The alleged electoral fraud, combined with the fact that the exit polls recorded a result (an 11% margin of victory for Yushchenko in one poll) so radically different from the final vote tally (a 3% margin of victory for Yanukovych), has caused Yushchenko and his supporters to refuse to recognize the results. Thus far, they have organized rallies across the nation, including a large, continuous demonstration in Kiev’s Independence Square, and have implemented a large-scale general strike amongst their supporters. Several municipal governments, including those of Kiev and Lviv, Yushchenko’s stronghold, have announced that they will not recognize the authority of a Yanukovych presidency and a massive protest occurred on 23 November 2004 in front of the headquarters of the Verkhovna Rada.

       

During the rally, tens of thousands of Yushchenko’s supporters filled the streets outside the building, holding orange flags, the color of Yushchenko’s coalition, and chanting his name.
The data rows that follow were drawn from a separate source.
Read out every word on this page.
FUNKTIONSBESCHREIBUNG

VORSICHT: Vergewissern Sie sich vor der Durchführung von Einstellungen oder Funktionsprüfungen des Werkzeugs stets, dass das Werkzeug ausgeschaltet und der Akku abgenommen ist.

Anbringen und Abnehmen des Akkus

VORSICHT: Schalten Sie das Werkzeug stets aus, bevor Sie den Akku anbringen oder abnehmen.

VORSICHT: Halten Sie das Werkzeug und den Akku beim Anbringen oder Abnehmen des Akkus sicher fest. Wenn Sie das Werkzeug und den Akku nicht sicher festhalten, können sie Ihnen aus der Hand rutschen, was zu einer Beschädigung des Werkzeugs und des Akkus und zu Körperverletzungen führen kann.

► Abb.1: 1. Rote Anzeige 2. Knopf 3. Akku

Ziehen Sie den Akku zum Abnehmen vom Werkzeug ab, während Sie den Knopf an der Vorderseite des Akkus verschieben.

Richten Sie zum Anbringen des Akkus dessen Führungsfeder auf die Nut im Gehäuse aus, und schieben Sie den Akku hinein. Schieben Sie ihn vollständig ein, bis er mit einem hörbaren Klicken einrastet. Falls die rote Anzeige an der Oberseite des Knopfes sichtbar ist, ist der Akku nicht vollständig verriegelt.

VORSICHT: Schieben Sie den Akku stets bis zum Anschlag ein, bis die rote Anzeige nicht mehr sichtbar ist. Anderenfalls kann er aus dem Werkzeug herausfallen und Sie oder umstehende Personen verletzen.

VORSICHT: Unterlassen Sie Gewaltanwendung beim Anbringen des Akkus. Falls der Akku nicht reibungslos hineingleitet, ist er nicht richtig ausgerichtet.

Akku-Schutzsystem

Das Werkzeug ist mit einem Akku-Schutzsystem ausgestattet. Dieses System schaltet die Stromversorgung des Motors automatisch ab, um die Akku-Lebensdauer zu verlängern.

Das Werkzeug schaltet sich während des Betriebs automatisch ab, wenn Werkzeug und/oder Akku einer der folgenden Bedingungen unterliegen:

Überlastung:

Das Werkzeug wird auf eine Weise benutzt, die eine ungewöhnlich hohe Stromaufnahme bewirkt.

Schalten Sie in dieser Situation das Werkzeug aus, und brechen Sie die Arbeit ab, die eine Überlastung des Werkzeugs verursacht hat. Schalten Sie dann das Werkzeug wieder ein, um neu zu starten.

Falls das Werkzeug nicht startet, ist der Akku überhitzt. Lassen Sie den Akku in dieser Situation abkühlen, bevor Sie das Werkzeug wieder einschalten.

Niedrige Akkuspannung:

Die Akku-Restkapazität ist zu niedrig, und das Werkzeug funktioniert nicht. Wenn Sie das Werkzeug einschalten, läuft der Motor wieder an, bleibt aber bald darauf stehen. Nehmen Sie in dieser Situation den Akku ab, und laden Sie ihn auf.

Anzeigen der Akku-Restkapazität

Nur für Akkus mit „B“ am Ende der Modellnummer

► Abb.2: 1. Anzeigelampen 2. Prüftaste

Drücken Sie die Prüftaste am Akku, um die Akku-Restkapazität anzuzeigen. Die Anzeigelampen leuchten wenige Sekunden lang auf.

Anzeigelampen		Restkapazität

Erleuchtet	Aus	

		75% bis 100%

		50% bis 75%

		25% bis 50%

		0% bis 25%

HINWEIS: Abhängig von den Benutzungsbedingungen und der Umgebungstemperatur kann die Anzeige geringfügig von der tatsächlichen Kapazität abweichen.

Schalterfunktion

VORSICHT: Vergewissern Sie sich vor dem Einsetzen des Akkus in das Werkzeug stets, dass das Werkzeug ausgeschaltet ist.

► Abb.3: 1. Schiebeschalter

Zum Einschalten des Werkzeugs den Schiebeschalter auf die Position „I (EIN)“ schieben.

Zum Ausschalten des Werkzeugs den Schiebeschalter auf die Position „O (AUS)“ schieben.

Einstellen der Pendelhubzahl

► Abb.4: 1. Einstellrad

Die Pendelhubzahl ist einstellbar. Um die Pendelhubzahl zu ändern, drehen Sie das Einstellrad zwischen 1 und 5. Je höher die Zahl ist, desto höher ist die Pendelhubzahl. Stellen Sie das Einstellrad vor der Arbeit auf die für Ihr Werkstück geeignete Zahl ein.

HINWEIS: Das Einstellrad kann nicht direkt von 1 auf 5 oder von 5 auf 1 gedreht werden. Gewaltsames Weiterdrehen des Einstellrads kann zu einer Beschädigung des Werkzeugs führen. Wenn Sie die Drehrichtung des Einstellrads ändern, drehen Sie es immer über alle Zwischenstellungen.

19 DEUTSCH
Inside the Verkhovna Rada, the opposition leader took a symbolic oath of office in front of legislative supporters shouting, “Bravo, Yushchenko!”

       

Shortly thereafter, one of Yushchenko’s deputies announced that half of the estimated 200,000 people protesting in Independence Square were asked to march on the building housing the president’s administration, where they were to lay what he called a “peaceful siege". As thousands of his supporters filled the streets around the building, Yushchenko and a group of his closest aides left the Verkhovna Rada and marched there. Reports indicated that they had entered the building and had begun negotiations with President Kuchma, which were expected to last well into 24 November 2004.

       

Instead, the talks were cancelled either late at night on 23 November 2004 or early in the morning on 24 November 2004. While it is not clear who cancelled the negotiations, it is clear that Yushchenko has not conceded defeat. That morning, he made a speech in Independence Square in which he called for his supporters across the nation to engage in strikes and sit-ins with the intention of paralyzing the government and forcing Kuchma and Yanukovych to concede defeat. He labelled this move the “Orange Revolution” and announced that a detailed plan for these events would be released by his campaign on 25 November 2004.

       

Ukraine’s parliament passed a resolution on 27 November 2004 that the presidential run-off vote was invalid and failed to reflect the will of voters. It also passed a resolution of no confidence in the Central Elections Commission based on allegations of irregularities, and finally a vote of no confidence in the government itself. Although the votes were not binding, they may lead to new elections.